Heterostructural alloys are blends of compounds made from materials that don't share the same atom arrangement. Conventional alloys are isostructural, meaning the compounds they consist of, known as the end members, have the same crystal structure.
"Alloys are all around us," said study co-author Janet Tate, a physicist at Oregon State University. "An example of an istostructural alloy is an LED; you have a semiconductor like aluminum gallium arsenide, dope it with a particular material and make it emit light, and change the color of the light by changing the relative concentration of aluminum and gallium."
Structure and composition are the two means of controlling the behavior of materials, Tate said. Combining materials gives the alloy properties between those that the end members have on their own.
"If two materials have different structures, as you mix them together it's not so clear which structure will win," said Tate, the Dr. Russ and Dolores Gorman Faculty Scholar in the College of Science. "The two together want to take different structures, and so this is an extra way of tuning an alloy's properties, a structural way. The transition between different crystal structures provides an additional degree of control."
Tate and collaborators from around the world, including the National Renewable Energy Laboratory, published their findings in Science Advances ("Novel phase diagram behavior and materials design in heterostructural semiconductor alloys").
"This is a very interesting piece of materials science that represents a somewhat uncharted area and it may be the beginning something quite important," Tate said. "The heterostructural alloy concept had been known before, but it's different enough that it hadn't really been explored in a detailed phase diagram - the mapping of exactly how, at what temperature and what concentration, it goes from one structure to another.
"This paper is primarily the NERL's theoretical work being supported by other collaborators' experimental work," Tate said. "Our involvement at OSU was in making one of the kinds of heterostructural alloys used in the research, the combination of tin sulfide and calcium sulfide."

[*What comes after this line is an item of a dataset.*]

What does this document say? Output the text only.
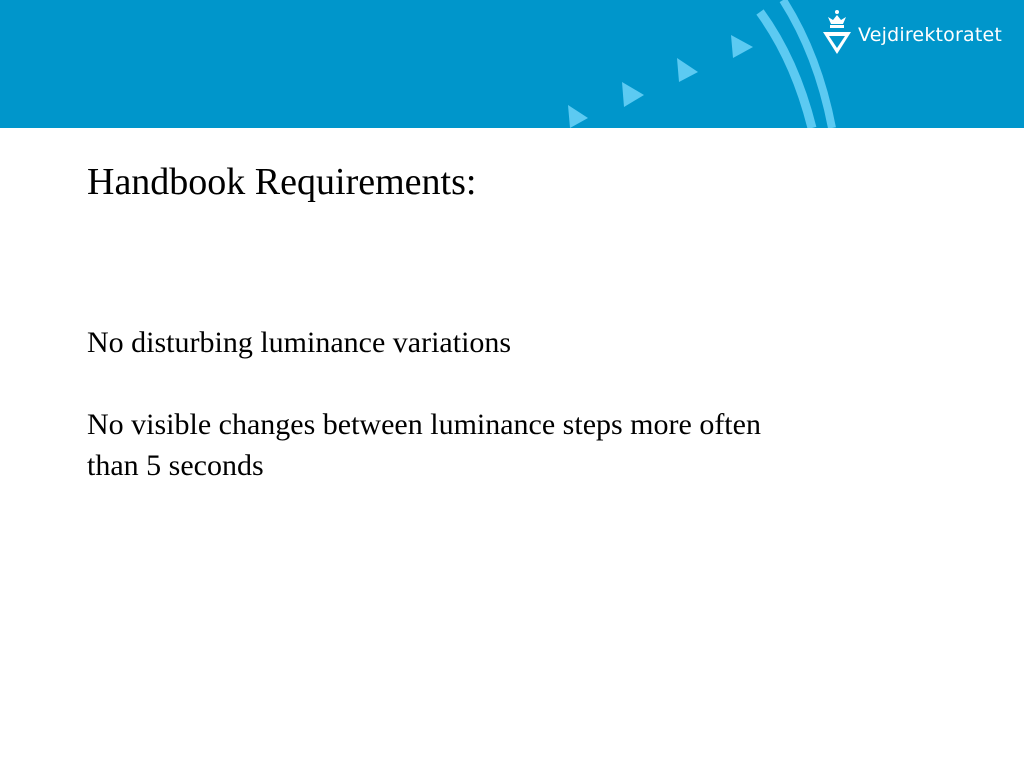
Vejdirektoratet
Handbook Requirements:

No disturbing luminance variations

No visible changes between luminance steps more often than 5 seconds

Tate and graduate student Bethany Matthews have been focusing on the semiconductor application.
"Tin sulfide is a solar cell absorber, and the addition of calcium sulfide changes the structure and therefore the electrical properties necessary for an absorber," Tate said "Combining tin sulfide with calcium sulfide makes it more isotropic - properties being the same regardless of orientation - and that's usually a useful thing in devices."
In this study, thin-film synthesis confirmed the metastable phases of the alloys that had been predicted theoretically.
"Many alloys are metastable, not stable - if you gave them enough time and temperature, they'd eventually separate," Tate said. "The way we make them, with pulsed laser deposition, we allow the unstable structure to form, then suppress the decomposition pathways that would allow them to separate; we don't give them enough time to equilibrate."
Metastable materials - those that are thermodynamically stable provided they are not subjected to large disturbances - are in general understudied, Tate said.
"When theorists predict properties, they tend to work with materials that are stable," she said. "In general the stable compounds are easier to attack. The idea here with heterostructural alloys is that they give us a new handle, a new knob to turn to change and control materials' properties."